You are viewing a plain text version of this content. The canonical link for it is here.

Posted to general@hadoop.apache.org by "benjamin.cotton@lehman.com" <Be...@lehman.com> on 2009/09/04 18:16:56 UTC

drivers to bridge familiar SQL queries to Hadoop MapReduce internals?

I am brand new to Hadoop and have a very newbie question:  Is it a 
Hadoop community priority to  build drivers (or layers of drivers) that 
will help bridge simple, familiar SQL queries to Hadoop MapReduce 
internals  - liberating the application query developer from having to 
necessarily learn Hadoop-specific technologies, APIs, and tactics?

E.g. in   the "Hadoop - The Definitive Guide" initial example, I would 
like to STILL just be able to write

Select avg(weatherStationTable.airTemp), max(weatherStationTable.airTemp)
from   weatherStationTable
group by  weatherStationTable.year

and depend on some Driver (or layer of Drivers) to bridge that familiar 
SQL relational query to a Hadoop MapReduce job that is deployed across 
the HDFS (or other  Hadoop-specific data hostng layer) to  execute in 
Hadoop and return my result.

 is the notion of this potential capability off-the mark re: current 
Hadoop community development priorities?

Re: drivers to bridge familiar SQL queries to Hadoop MapReduce internals?

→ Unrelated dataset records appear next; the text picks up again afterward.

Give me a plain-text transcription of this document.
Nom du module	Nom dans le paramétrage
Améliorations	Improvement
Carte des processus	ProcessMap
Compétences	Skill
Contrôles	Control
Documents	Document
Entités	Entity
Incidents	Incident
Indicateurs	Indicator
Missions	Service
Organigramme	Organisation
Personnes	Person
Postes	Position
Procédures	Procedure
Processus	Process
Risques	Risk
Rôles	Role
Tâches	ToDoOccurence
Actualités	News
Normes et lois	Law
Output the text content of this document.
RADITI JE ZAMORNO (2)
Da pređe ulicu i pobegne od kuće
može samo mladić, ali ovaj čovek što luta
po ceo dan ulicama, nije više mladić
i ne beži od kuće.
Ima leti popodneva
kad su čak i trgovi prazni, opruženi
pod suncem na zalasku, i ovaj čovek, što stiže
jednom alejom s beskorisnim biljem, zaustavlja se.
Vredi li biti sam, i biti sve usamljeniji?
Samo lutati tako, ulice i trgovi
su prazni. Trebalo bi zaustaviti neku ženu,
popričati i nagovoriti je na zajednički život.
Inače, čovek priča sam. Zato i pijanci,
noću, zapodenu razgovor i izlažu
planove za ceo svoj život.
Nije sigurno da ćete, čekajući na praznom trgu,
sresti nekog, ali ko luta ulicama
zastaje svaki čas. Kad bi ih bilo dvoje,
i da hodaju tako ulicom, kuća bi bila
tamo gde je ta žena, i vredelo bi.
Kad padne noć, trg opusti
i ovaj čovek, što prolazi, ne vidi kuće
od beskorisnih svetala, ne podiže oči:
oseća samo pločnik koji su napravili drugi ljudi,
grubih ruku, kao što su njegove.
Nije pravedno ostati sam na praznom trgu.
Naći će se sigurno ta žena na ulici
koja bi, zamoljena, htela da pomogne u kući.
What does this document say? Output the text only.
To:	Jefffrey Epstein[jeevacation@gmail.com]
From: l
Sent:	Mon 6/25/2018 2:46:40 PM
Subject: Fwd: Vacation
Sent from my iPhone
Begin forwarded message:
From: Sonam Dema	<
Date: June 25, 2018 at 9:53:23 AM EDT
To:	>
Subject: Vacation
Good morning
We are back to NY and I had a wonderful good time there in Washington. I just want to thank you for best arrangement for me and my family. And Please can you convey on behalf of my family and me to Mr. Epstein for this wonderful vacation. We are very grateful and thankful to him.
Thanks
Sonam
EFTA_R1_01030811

Posted by Philip Zeyliger <ph...@cloudera.com>.

Hi Benjamin,

This is actually very much on the mark.

Take a look at the Hive project -- http://hadoop.apache.org/hive/ ,
also video at http://www.cloudera.com/hadoop-training-hive-introduction.
 Hive is a SQL-like interface developed initially at Facebook for
exactly that.  Pig is also working on something similar -- see
http://issues.apache.org/jira/browse/PIG-824.

Cheers,

-- Philip



On Fri, Sep 4, 2009 at 9:16 AM,
benjamin.cotton@lehman.com<Be...@lehman.com> wrote:
>
> I am brand new to Hadoop and have a very newbie question:  Is it a Hadoop
> community priority to  build drivers (or layers of drivers) that will help
> bridge simple, familiar SQL queries to Hadoop MapReduce internals  -
> liberating the application query developer from having to necessarily learn
> Hadoop-specific technologies, APIs, and tactics?
>
> E.g. in   the "Hadoop - The Definitive Guide" initial example, I would like
> to STILL just be able to write
>
> Select avg(weatherStationTable.airTemp), max(weatherStationTable.airTemp)
> from   weatherStationTable
> group by  weatherStationTable.year
>
> and depend on some Driver (or layer of Drivers) to bridge that familiar SQL
> relational query to a Hadoop MapReduce job that is deployed across the HDFS
> (or other  Hadoop-specific data hostng layer) to  execute in Hadoop and
> return my result.
>
> is the notion of this potential capability off-the mark re: current Hadoop
> community development priorities?
>